翻って,今回”第三勢力”ことAH-Softwareから発売されることが決定した「SF-A2開発コードmiki」を始めとする3つの製品について考えてみたい。

mikiが本家ボカロから『イマドキ』のキャラクター性を受け継いだ一方で,「ボカロ小学生」と「ボカロ先生」については,具体的なキャラクター性よりも『小学生』や『先生』という一般的な属性に焦点が置かれている。申し訳程度にボカロの文法に則ったフルネーム*1も与えられているものの,キャラクター性よりも属性が強調されているという事実に変わりはない。

これは本家ボカロからの明らかな方針展開であり,AH-Software『新しいVOCALOIDをこれまでのボカロとは異なる方向で売りたい』という意思の表れではないだろうか。

個人的な推測を述べるならば,AH-Softwareはボカロ小学生とボカロ先生の発売を通して,『初音ミクに歌わせたいから初音ミクに合った曲を作る』というようなキャラクタードリブンな制作スタイルに代わり,『子供の声を使いたいからボカロ小学生に歌わせる』というような楽曲ドリブンな制作スタイルを提案しているように思われるのだ。

制作スタイルの変化というよりは,回帰といったほうが正しいかもしれない。

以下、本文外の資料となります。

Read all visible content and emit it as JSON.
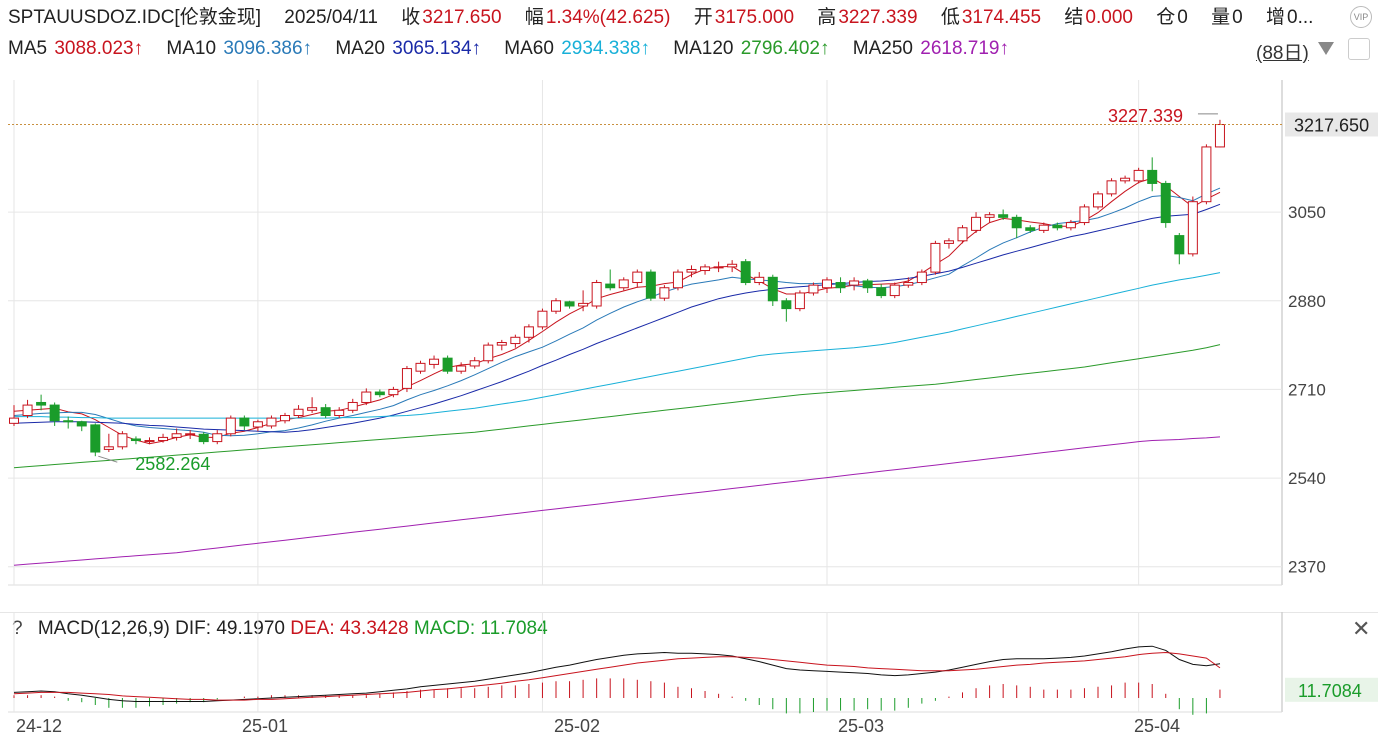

それは,KAITOMEIKOの頃にクリプトン社が期待していたVOCALOIDシリーズの使い方そのものであり,本来VOCALOIDシリーズが担うべきだった役割であるとも言える。

もちろん,すべてのボカロ曲がキャラクタードリブンな制作スタイルのもとで生まれたというわけではないし,中にはVOCALOIDを『単なる楽器』として用いた楽曲も少なからず存在する。しかし,ボカロ界隈を俯瞰したときに,その潮流の中心がボカロのキャラクター性を軸とした楽曲郡にある*2ことは,もはや疑いのない事実ではないだろうか。

ボカロ小学生とボカロ先生は,言わばキャラクター指向に傾倒していった初音ミク以降のボカロ文化に対する売り手側からのカウンターである。果たして,ボカロ小学生とボカロ先生はボカロ文化のバランサーになり得るだろうか?

とは言ったものの

ユーザーによるキャラクター価値の積極的な創造が行われない限り,ボカロ小学生とボカロ先生は売れないんじゃないかと思いました。